A Wheatstone bridge has the following resistances: $P = 100$ $\Omega$, $Q = 200$ $\Omega$, $R = 150$ $\Omega$, and the unknown resistance $S$. A galvanometer of resistance $50$ $\Omega$ is connected between the junction of $P$ and $Q$ and the junction of $R$ and $S$. A battery of EMF $6$ V (negligible internal resistance) is connected across the bridge. The galvanometer shows zero deflection. Find the value of $S$ and the current through each resistor.

Solution:

At balance (zero galvanometer current):

$\frac{P}{Q} = \frac{R}{S}$

$\frac{100}{200} = \frac{150}{S}$

$S = \frac{150 \times 200}{100} = 300 \text{ }\Omega$

Current through each arm:

The galvanometer carries no current, so the circuit is effectively two parallel branches:

Branch 1 (P and Q in series): Total $= 100 + 200 = 300$ $\Omega$

$I_1 = \frac{6}{300} = 0.02 \text{ A}$

Current through $P = 0.02$ A, current through $Q = 0.02$ A.

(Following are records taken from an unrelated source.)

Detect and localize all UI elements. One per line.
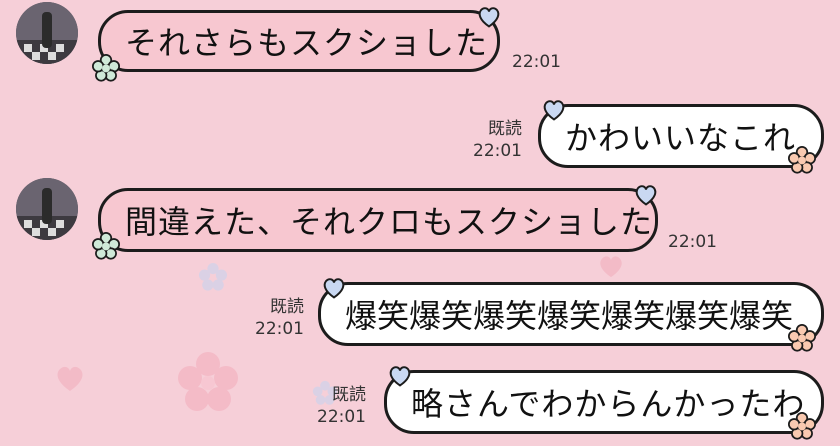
message-text: それさらもスクショした [125, 24, 489, 62]
background-flower-icon [178, 352, 238, 411]
message-time: 22:01 [255, 319, 304, 339]
background-heart-icon [57, 366, 83, 391]
heart-icon [323, 278, 345, 299]
flower-icon [788, 324, 816, 352]
read-receipt: 既読 [488, 119, 522, 139]
message-bubble-outgoing[interactable]: 爆笑爆笑爆笑爆笑爆笑爆笑爆笑 [318, 282, 824, 346]
background-flower-icon [198, 262, 228, 291]
message-bubble-outgoing[interactable]: 略さんでわからんかったわ [384, 370, 824, 434]
heart-icon [389, 366, 411, 387]
message-text: 間違えた、それクロもスクショした [125, 203, 654, 241]
message-text: 略さんでわからんかったわ [411, 385, 806, 423]
message-text: かわいいなこれ [565, 119, 797, 157]
heart-icon [478, 7, 500, 28]
flower-icon [788, 146, 816, 174]
flower-icon [92, 54, 120, 82]
message-meta: 既読 22:01 [306, 384, 366, 428]
message-text: 爆笑爆笑爆笑爆笑爆笑爆笑爆笑 [345, 297, 794, 335]
avatar[interactable] [16, 178, 78, 240]
heart-icon [635, 185, 657, 206]
message-bubble-incoming[interactable]: それさらもスクショした [98, 10, 500, 72]
read-receipt: 既読 [332, 385, 366, 405]
heart-icon [543, 100, 565, 121]
message-bubble-outgoing[interactable]: かわいいなこれ [538, 104, 824, 168]
read-receipt: 既読 [270, 297, 304, 317]
chat-area[interactable]: それさらもスクショした 22:01 既読 22:01 かわいいなこれ 間違えた、… [0, 0, 840, 446]
message-time: 22:01 [317, 407, 366, 427]
message-meta: 既読 22:01 [460, 118, 522, 162]
message-meta: 既読 22:01 [244, 296, 304, 340]
flower-icon [788, 412, 816, 440]
message-bubble-incoming[interactable]: 間違えた、それクロもスクショした [98, 188, 658, 252]
flower-icon [92, 232, 120, 260]
message-time: 22:01 [473, 141, 522, 161]
avatar[interactable] [16, 2, 78, 64]
background-heart-icon [600, 256, 622, 278]
message-time: 22:01 [668, 232, 717, 252]
message-time: 22:01 [512, 52, 561, 72]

Branch 2 (R and S in series): Total $= 150 + 300 = 450$ $\Omega$

$I_2 = \frac{6}{450} = 0.01333 \text{ A}$

Current through $R = 0.01333$ A, current through $S = 0.01333$ A.

Total current from battery:

$I_{\text{total}} = I_1 + I_2 = 0.02 + 0.01333 = 0.03333 \text{ A}$

Key insight: At balance, the galvanometer resistance is irrelevant -- no current flows through it regardless of its resistance. This is the fundamental principle of the Wheatstone bridge.

---

IT-3: Charging and Discharging a Capacitor Through a Resistor (with Heat and Gases)

Question:

A $100$ $\mu$F capacitor is charged through a $50$ k$\Omega$ resistor by a $12$ V battery. (a) Find the time constant. (b) Calculate the charge on the capacitor after $5$ s. (c) Calculate the energy stored in the capacitor when fully charged. (d) How much energy is dissipated in the resistor during the full charging process?

Solution:

(a) Time constant:

$\tau = RC = 50 \times 10^3 \times 100 \times 10^{-6} = 5 \text{ s}$

(b) Charge after 5 s (one time constant):

$Q(t) = Q_{\max}(1 - e^{-t/\tau})$

$Q_{\max} = CV = 100 \times 10^{-6} \times 12 = 1.2 \times 10^{-3} \text{ C}$

$Q(5) = 1.2 \times 10^{-3}(1 - e^{-1}) = 1.2 \times 10^{-3} \times 0.6321 = 7.585 \times 10^{-4} \text{ C}$

(c) Energy stored when fully charged:

$E = \frac{1}{2}CV^2 = \frac{1}{2} \times 100 \times 10^{-6} \times 12^2 = \frac{1}{2} \times 100 \times 10^{-6} \times 144 = 7.2 \times 10^{-3} \text{ J} = 7.2 \text{ mJ}$

(d) Energy dissipated in the resistor:

Total energy supplied by battery during charging:

$E_{\text{battery}} = Q_{\max} \times V = 1.2 \times 10^{-3} \times 12 = 14.4 \times 10^{-3} \text{ J} = 14.4 \text{ mJ}$

Energy dissipated in resistor:

$E_R = E_{\text{battery}} - E_C = 14.4 - 7.2 = 7.2 \text{ mJ}$

Key insight: Exactly half the energy supplied by the battery is stored in the capacitor, and the other half is dissipated as heat in the resistor. This is always true for RC charging from a constant voltage source, regardless of $R$ and $C$ values.